Сказав это и напоследок размашисто перекрестив продолжавших стоять на месте волынцев, он пешком (а куда деваться, коль юродивые лошадей избегают) направился в сторону Берестья.
– Ну, ты, парень, и горазд на придумку, – уважительно заметил бредущему по санной колее Петру Давыд, когда они прошли метров триста. – А я то немчуру орденскую, кои тебе ворота своего замка открыли, за дурней, признаться, посчитал. Ан нет. Сдается, будь я на их месте, небось и сам бы их перед тобой распахнул, да как бы не быстрее.
На сей раз похвала, вопреки обыкновению, не вызвала у Сангре никаких эмоций – слишком он устал, выложившись до самого донышка, практически без остатка. Но молчать было не в его традициях и он нехотя откликнулся:
– И все-таки хорошо, что вы вовремя подоспели, – и он удивленно покрутил головой. – Да как быстро!
Улан в ответ иронично хмыкнул, покосившись на Давыда. Городненский князь смущенно замялся, но честно поведал, что он насторожился еще когда прибывший в замок слуга воеводы сообщил Олельке, что друзья собираются вернуться не раньше вечера. А уж когда прискакавший Яцко передал десятку литвинов распоряжение Сангре немедля следовать во Владимир-Волынский, Давыд окончательно решил, будто Петр с Уланом замыслили улизнуть. Гедимин же строго-настрого предупредил, чтоб он… ну-у, деликатно говоря, приглядывал за чужеземцами. Потому князь и встретил Улана с каретой не в Берестье, на полпути в город.
– Теперь сам зрю, что не того пужался, – виновато протянул Давыд. – Но получилось-то славно, верно?

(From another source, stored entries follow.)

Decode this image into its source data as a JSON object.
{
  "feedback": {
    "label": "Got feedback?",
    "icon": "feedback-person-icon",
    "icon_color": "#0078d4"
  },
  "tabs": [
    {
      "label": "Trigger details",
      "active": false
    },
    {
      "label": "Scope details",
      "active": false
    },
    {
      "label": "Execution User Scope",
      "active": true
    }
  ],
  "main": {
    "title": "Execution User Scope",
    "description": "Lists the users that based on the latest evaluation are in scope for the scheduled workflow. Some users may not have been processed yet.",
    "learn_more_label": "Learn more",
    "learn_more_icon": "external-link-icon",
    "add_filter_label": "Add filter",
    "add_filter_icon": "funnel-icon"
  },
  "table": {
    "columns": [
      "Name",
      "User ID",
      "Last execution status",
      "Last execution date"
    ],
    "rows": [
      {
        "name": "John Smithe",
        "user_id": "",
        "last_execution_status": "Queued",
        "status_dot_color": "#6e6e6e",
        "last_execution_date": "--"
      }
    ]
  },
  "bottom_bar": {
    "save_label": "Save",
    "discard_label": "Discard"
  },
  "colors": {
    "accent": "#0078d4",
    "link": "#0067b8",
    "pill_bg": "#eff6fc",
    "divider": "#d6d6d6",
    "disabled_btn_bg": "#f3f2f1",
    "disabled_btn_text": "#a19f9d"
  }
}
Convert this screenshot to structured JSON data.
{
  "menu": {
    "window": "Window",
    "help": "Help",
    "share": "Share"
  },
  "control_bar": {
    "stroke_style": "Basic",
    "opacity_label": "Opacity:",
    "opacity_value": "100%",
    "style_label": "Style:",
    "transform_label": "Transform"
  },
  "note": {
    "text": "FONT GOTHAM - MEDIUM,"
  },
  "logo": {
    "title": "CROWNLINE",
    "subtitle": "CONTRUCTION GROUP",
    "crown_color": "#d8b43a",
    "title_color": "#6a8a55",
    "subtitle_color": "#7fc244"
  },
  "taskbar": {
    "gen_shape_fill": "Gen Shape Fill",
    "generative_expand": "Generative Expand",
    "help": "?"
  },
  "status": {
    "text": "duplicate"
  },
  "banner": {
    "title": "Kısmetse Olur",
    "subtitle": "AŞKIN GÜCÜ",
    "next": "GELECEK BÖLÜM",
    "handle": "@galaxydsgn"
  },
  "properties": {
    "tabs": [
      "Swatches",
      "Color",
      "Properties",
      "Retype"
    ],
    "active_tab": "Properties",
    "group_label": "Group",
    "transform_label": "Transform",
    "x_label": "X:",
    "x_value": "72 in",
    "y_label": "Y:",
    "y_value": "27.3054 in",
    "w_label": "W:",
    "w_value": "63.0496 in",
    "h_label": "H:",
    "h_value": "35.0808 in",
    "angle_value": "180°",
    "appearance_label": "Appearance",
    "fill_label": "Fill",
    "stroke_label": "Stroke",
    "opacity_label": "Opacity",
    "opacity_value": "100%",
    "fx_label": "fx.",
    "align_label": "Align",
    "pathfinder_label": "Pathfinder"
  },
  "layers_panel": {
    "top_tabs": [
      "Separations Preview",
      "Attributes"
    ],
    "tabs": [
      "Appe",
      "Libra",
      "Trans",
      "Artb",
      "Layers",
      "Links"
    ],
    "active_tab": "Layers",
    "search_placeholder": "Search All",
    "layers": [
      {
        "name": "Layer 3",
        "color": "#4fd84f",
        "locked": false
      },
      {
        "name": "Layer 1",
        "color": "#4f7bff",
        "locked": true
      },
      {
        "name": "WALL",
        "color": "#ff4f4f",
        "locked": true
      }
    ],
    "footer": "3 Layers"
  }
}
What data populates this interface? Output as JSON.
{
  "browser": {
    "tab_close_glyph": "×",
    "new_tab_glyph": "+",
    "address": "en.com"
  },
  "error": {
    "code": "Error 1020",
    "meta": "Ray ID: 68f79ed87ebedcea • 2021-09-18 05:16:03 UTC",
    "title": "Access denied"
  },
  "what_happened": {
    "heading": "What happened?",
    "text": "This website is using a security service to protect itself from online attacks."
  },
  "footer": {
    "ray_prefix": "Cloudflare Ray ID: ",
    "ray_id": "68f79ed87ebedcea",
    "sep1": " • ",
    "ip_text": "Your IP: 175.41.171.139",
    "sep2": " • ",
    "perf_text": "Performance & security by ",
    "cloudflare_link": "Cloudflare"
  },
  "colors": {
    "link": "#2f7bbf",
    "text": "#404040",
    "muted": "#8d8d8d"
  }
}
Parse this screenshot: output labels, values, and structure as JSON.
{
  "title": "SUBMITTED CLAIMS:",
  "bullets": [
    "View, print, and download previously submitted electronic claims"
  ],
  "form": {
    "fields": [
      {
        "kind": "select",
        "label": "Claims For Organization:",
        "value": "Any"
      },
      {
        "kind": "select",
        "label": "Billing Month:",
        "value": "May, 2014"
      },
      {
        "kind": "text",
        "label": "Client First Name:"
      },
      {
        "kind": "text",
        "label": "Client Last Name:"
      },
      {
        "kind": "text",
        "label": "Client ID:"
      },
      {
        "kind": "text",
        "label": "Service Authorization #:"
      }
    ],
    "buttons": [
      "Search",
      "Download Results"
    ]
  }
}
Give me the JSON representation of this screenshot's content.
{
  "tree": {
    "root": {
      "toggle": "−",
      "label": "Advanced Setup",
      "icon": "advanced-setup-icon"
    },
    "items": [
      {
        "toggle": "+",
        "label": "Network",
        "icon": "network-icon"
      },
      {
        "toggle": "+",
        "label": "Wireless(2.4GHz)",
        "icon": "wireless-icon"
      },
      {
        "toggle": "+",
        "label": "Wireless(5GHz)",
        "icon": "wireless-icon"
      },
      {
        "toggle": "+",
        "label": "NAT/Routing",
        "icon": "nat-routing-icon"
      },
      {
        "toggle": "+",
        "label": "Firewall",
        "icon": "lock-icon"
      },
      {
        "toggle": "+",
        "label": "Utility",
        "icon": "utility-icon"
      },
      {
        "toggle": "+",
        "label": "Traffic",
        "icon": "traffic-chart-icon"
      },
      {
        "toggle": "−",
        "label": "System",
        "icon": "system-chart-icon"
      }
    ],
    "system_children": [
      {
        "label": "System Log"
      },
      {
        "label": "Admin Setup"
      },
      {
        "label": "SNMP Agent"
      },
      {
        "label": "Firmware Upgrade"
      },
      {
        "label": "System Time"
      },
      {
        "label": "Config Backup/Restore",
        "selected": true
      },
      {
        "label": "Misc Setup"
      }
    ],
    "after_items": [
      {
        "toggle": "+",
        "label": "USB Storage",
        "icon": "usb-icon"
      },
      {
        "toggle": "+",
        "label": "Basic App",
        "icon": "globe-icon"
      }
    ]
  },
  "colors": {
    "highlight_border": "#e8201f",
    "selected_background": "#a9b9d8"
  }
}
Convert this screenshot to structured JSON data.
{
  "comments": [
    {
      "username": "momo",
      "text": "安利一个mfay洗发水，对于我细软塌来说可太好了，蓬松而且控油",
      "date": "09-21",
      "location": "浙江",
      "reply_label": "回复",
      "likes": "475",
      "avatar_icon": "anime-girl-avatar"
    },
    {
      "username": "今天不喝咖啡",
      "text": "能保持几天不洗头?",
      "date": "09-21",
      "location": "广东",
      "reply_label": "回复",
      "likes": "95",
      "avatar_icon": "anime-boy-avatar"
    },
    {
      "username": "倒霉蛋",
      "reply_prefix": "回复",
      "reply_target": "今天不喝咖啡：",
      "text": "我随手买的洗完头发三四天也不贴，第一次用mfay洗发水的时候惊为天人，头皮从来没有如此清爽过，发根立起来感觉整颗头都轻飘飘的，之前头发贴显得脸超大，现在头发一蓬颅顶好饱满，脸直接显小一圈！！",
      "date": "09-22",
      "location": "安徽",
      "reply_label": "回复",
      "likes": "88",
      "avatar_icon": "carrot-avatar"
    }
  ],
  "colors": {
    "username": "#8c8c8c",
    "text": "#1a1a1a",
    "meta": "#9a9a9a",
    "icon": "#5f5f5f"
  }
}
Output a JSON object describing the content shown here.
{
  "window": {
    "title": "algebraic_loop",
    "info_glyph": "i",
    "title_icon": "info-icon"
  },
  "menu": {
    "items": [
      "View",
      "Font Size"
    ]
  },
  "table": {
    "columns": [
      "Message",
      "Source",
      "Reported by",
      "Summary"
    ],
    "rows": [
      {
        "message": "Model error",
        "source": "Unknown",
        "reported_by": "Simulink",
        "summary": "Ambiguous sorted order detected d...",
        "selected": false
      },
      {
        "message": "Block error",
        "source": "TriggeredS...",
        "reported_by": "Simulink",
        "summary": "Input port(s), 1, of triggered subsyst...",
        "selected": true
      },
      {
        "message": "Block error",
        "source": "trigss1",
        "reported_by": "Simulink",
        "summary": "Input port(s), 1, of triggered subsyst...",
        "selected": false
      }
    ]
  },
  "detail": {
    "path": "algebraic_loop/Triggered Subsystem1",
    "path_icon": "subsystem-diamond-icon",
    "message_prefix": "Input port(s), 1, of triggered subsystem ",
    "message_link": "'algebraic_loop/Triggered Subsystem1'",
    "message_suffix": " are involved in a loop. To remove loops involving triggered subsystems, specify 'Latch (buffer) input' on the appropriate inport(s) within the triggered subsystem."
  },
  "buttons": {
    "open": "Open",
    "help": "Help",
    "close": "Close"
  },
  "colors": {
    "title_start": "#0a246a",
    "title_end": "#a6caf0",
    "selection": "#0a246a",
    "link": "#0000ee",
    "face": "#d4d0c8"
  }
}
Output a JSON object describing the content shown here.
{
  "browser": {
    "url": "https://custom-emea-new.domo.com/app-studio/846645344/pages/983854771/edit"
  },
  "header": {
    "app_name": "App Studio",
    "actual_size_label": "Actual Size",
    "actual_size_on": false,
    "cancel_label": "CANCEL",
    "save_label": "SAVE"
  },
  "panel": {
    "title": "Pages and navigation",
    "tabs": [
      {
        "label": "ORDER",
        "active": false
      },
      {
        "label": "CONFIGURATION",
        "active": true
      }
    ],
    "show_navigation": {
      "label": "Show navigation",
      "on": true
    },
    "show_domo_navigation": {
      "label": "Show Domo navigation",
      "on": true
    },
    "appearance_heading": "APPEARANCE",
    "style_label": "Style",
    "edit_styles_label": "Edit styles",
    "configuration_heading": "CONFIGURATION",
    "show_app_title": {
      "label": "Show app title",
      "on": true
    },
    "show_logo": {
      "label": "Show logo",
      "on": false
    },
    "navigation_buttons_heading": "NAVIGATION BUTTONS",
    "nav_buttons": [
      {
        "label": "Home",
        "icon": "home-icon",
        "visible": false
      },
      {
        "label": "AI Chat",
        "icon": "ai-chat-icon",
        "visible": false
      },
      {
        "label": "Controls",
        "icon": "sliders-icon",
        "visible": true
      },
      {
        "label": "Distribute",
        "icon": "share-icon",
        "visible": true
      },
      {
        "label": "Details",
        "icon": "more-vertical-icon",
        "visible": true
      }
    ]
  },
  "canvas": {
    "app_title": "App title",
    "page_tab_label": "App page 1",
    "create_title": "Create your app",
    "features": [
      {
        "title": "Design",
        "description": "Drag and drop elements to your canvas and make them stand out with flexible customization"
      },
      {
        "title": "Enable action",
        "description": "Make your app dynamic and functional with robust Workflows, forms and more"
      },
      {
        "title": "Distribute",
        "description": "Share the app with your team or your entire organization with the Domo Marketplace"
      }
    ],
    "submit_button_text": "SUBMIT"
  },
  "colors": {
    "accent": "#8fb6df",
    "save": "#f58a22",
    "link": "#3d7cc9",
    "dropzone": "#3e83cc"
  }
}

– Это уж точно, – подтвердил Петр. Настроение у него поднималось вместе с температурой согревающихся после мороза ног. Лукавая улыбка вновь осветила лицо неунывающего одессита и он, повернувшись к Буланову, заметил: – Представляешь, дружище, вы так стремительно подскочили, что я даже не успел испортить свежий памперс, – и, оглянувшись на темнеющий лесок, оставшийся за плечами, посеръезнев, добавил: – Знаешь, Уланчик, за этот день я успел открыть для себя новую мудрость: быть смелым хорошо, но… очень страшно…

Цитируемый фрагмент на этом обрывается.